The United States policy on killing terrorists outside a war zone, written in 2013 under the Obama administration, is:

Lethal force will be used outside areas of active hostilities only when the following preconditions are met:
First, there must be a legal basis for using lethal force, whether it is against a senior operational leader of a terrorist organization or the forces that organization is using or intends to use to conduct terrorist attacks.
Second, the United States will use lethal force only against a target that poses a continuing, imminent threat to U.S. persons. It is simply not the case that all terrorists pose a continuing, imminent threat to U.S. persons; if a terrorist does not pose such a threat, the United States will not use lethal force.
Third, the following criteria must be met before lethal action may be taken:
1) Near certainty that the terrorist target is present;
2) Near certainty that non-combatants1 will not be injured or killed;
3) An assessment that capture is not feasible at the time of the operation;
4) An assessment that the relevant governmental authorities in the country where action is contemplated cannot or will not effectively address the threat to U.S. persons; and
5) An assessment that no other reasonable alternatives exist to effectively address the threat to U.S. persons. 
International legal scholars disagree as to the legality of these policies. A synopsis of the viewpoints can be seen here. However, international law evolves based on actual practice and written armed forces policies. It is worthwhile to see how Human Rights Watch looks at the issue, whether in context of a war or as a police action:

The laws of war permit attacks only against military objectives, such as enemy fighters or weapons and ammunition.  Civilians are immune from attack, except those individuals “directly participating in the hostilities.”  While the phrase “directly participating in hostilities” has various interpretations, it is generally accepted to include not only persons currently engaged in fighting, but also individuals actively planning or directing future military operations.  For a specific attack on a military objective to be lawful, it must discriminate between combatants and civilians, and the expected loss of civilian life or property cannot be disproportionate to the anticipated military gain of the attack.  Therefore, not all attacks that cause civilian deaths violate the laws of war, only those that target civilians, are indiscriminate or cause disproportionate civilian loss.

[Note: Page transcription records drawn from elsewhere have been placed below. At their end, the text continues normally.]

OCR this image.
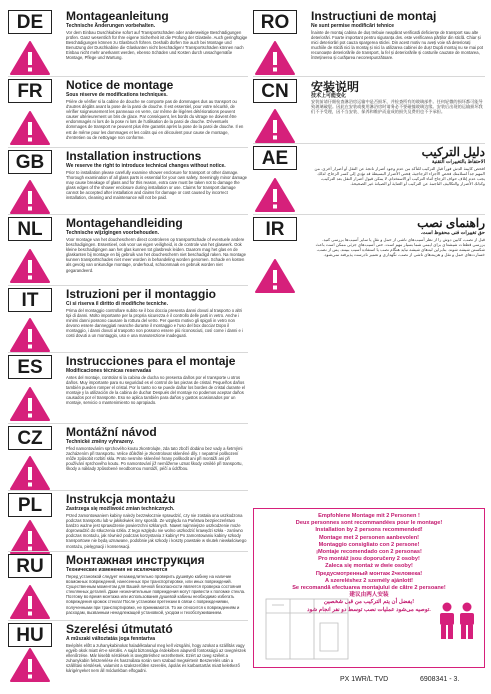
DE	Montageanleitung
Technische Änderungen vorbehalten.
Vor dem Einbau Duschkabine sofort auf Transportschäden oder anderweitige Beschädigungen prüfen. Ganz wesentlich für Ihre eigene Sicherheit ist die Prüfung der Glasteile. Auch geringfügige Beschädigungen können zu Glasbruch führen. Deshalb dürfen Sie auch bei Montage und Benutzung der Duschkabine die Glaskanten nicht beschädigen! Transportschäden können nach Einbau nicht mehr anerkannt werden, ebenso Schäden und Kosten durch unsachgemäße Montage, Pflege und Wartung.
FR	Notice de montage
Sous réserve de modifications techniques.
Prière de vérifier si la cabine de douche ne comporte pas de dommages dus au transport ou d'autres dégâts avant la pose de la paroi de douche. Il est essentiel, pour votre sécurité, de vérifier soigneusement les panneaux en verre, car même de légères détériorations peuvent causer ultérieurement un bris de glace. Par conséquent, les bords du vitrage ne doivent être endommagés ni lors de la pose ni lors de l'utilisation de la paroi de douche. D'éventuels dommages de transport ne peuvent plus être garantis après la pose de la paroi de douche. Il en est de même pour les dommages et les coûts qui en découlent pour cause de montage, d'entretien ou de nettoyage non conforme.
GB	Installation instructions
We reserve the right to introduce technical changes without notice.
Prior to installation please carefully examine shower enclosure for transport or other damage. Thorough examination of all glass parts is essential for your own safety. Seemingly minor damage may cause breakage of glass and for this reason, extra care must be taken not to damage the glass edges of the shower enclosure during installation or use. Claims for transport damage cannot be accepted after installation and claims for damage or cost caused by incorrect installation, cleaning and maintenance will not be paid.
NL	Montagehandleiding
Technische wijzigingen voorbehouden.
Voor montage van het douchescherm direct controleren op transportschade of eventuele andere beschadigingen. Essentieel, ook voor uw eigen veiligheid, is de controle van het glaswerk. Ook kleine beschadigingen aan het glas kunnen tot glasbreuk leiden. Daarom mag het glas en de glaskanten bij montage en bij gebruik van het douchescherm niet beschadigd raken. Na montage kunnen transportschades niet meer worden in behandeling worden genomen. Schade en kosten als gevolg van onkundige montage, onderhoud, schoonmaak en gebruik worden niet gegarandeerd.
IT	Istruzioni per il montaggio
Ci si riserva il diritto di modifiche tecniche.
Prima del montaggio controllare subito se il box doccia presenta danni dovuti al trasporto o altri tipi di danni. Molto importante per la propria sicurezza è il controllo delle parti in vetro. Anche i minimi danni possono causare la rottura del vetro. Per questo motivo gli spigoli in vetro non devono essere danneggiati neanche durante il montaggio e l'uso del box doccia! Dopo il montaggio, i danni dovuti al trasporto non possono essere più riconosciuti, così come i danni e i costi dovuti a un montaggio, uso e una manutenzione inadeguati.
ES	Instrucciones para el montaje
Modificaciones técnicas reservadas
Antes del montaje, controlar si la cabina de ducha no presenta daños por el transporte u otros daños. Muy importante para su seguridad es el control de las piezas de cristal. Pequeños daños también pueden romper el cristal. Por lo tanto no se puede dañar los bordes de cristal durante el montaje y la utilización de la cabina de ducha! Después del montaje no podemos aceptar daños causados por el transporte. Eso se aplica también para daños y gastos ocasionados por un montaje, servicio o mantenimiento no apropiado.
CZ	Montážní návod
Technické změny vyhrazeny.
Před namontováním sprchového koutu zkontrolujte, zda tato zboží dodáno bez vady a šetrnými zacházením při transportu. Velice důležité je zkontrolovat skleněné díly. I nepatrné poškození může způsobit rozbití skla. Proto nesmíte skleněné hrany poškodit ani při montáži ani při používání sprchového koutu. Po namontování již nemůžeme uznat škody vzniklé při transportu, škody a náklady způsobené neodbornou montáží, péčí a údržbou.
PL	Instrukcja montażu
Zastrzega się możliwość zmian technicznych.
Przed zamontowaniem kabiny należy bezzwłocznie sprawdzić, czy nie została ona uszkodzona podczas transportu lub w jakikolwiek inny sposób. Ze względu na Państwa bezpieczeństwo bardzo ważne jest sprawdzenie powierzchni szklanych. Nawet najmniejsze uszkodzenie może doprowadzić do stłuczenia szkła. Z tego względu nie wolno uszkodzić krawędzi szkła - zarówno podczas montażu, jak również podczas korzystania z kabiny! Po zamontowaniu kabiny szkody transportowe nie będą uznawane, podobnie jak szkody i koszty powstałe w skutek niewłaściwego montażu, pielęgnacji i konserwacji.
RU	Монтажная инструкция
Технические изменения не исключаются
Перед установкой следует незамедлительно проверить душевую кабину на наличие возможных повреждений, нанесенных при транспортировке, или иных повреждений. Существенным моментом для Вашей личной безопасности является проверка состояния стеклянных деталей. Даже незначительные повреждения могут привести к поломке стекла. Поэтому во время монтажа или использования душевой кабины необходимо избегать повреждения кромок стекла! После установки претензии в связи с повреждениями, полученными при транспортировке, не принимаются. То же относится к повреждениям и расходам, вызванным ненадлежащей установкой, уходом и техобслуживанием.
HU	Szerelési útmutató
A műszaki változtatás joga fenntartva
Beépítés előtt a zuhanykabinokat haladéktalanul meg kell vizsgálni, hogy azokat a szállítás vagy egyéb okok miatt ért-e sérülés. A saját biztonsága érdekében alapvető fontosságú az üvegrészek ellenőrzése. Már kisebb sérülések is üvegtöréshez vezethetnek. Ezért az üveg széleit a zuhanykabin felszerelése és használata során sem szabad megsérteni! Beszerelés után a szállítási sérülések, valamint a szakszerűtlen szerelés, ápolás és karbantartás miatt keletkező kárigényeket nem áll módunkban elfogadni.
RO	Instrucțiuni de montaj
Ne sunt permise modificări tehnice
Înainte de montaj cabina de duș trebuie neapărat verificată deficiențe de transport sau alte deteriorări. Foarte important pentru siguranța dvs. este verificarea părților din sticlă. Chiar și mici deteriorări pot cauza spargerea sticlei. Din acest motiv nu aveți voie să deteriorați muchiile de sticlă nici la montaj și nici la utilizarea cabinei de duș! După montaj nu se mai pot recunoaște deteriorările de transport, la fel și deteriorările și costurile cauzate de montarea, întreținerea și curățarea necorespunzătoare.
CN	安装说明
技术上可能变化
安装前请仔细检查淋浴房运输中是否损坏，并检查所有的玻璃部件。任何轻微的损坏都可能导致玻璃破裂。因此在安装或使用淋浴房时请务必不要碰撞玻璃边缘。安装后出现的运输损坏我们不予受理，因不当安装、保养和维护而造成的损失及费用也不予承担。
AE	دليل التركيب
الاحتفاظ بالتغييرات التقنية
افحص كابينة الدش فوراً قبل التركيب للتأكد من عدم وجود أضرار ناتجة عن النقل أو أضرار أخرى. من المهم جداً لسلامتك فحص الأجزاء الزجاجية، فحتى الأضرار البسيطة قد تؤدي إلى كسر الزجاج. لذلك يجب عدم إتلاف حواف الزجاج أثناء التركيب أو الاستخدام. لا يمكن قبول أضرار النقل بعد التركيب، وكذلك الأضرار والتكاليف الناجمة عن التركيب أو العناية أو الصيانة غير الصحيحة.
IR	راهنمای نصب
حق تغییرات فنی محفوظ است.
قبل از نصب، کابین دوش را از نظر آسیب‌های ناشی از حمل و نقل یا سایر آسیب‌ها بررسی کنید. بررسی قطعات شیشه‌ای برای ایمنی شما بسیار مهم است. حتی آسیب‌های جزئی ممکن است باعث شکستن شیشه شوند. بنابراین لبه‌های شیشه نباید هنگام نصب یا استفاده آسیب ببینند. پس از نصب، خسارت‌های حمل و نقل و هزینه‌های ناشی از نصب، نگهداری و تعمیر نادرست پذیرفته نمی‌شود.
Empfohlene Montage mit 2 Personen !
Deux personnes sont recommandées pour le montage!
Installation by 2 persons recommended!
Montage met 2 personen aanbevolen!
Montaggio consigliato con 2 persone!
¡Montaje recomendado con 2 personas!
Pro montáž jsou doporučeny 2 osoby!
Zaleca się montaż w dwie osoby!
Предусмотренный монтаж 2человека!
A szereléshez 2 személy ajánlott!
Se recomandă efectuarea montajului de către 2 persoane!
建议由两人安装
يفضل أن يتم التركيب من قبل شخصين!
توصیه می‌شود عملیات نصب توسط دو نفر انجام شود.
PX 1WR/L TVD	6908341 - 3.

...International human rights law permits the use of lethal force outside of armed conflict situations if it is strictly and directly necessary to save human life.  In particular, the use of lethal force is lawful if the targeted individual presents an imminent threat to life and less extreme means, such as capture or non-lethal incapacitation, are insufficient to address that threat.  The UN Basic Principles on the Use of Force and Firearms by Law Enforcement Officials provides that the “intentional lethal use of firearms may only be made when strictly unavoidable in order to protect life.”  This standard permits using firearms only in self-defense or defense of others “against the imminent threat of death or serious injury” or “to prevent the perpetration of a particularly serious crime involving grave threat to life” and “only when less extreme means are insufficient to achieve these objectives.”  Under this standard, individuals cannot be targeted for lethal attack merely because of past unlawful behavior, but only for imminent or other grave threats to life when arrest is not a reasonable possibility. 
Any way you look at it, the laws of targeted assassinations in a scenario where there is a terror group that attacks at times but not in an active war would fall somewhere in between these two scenarios.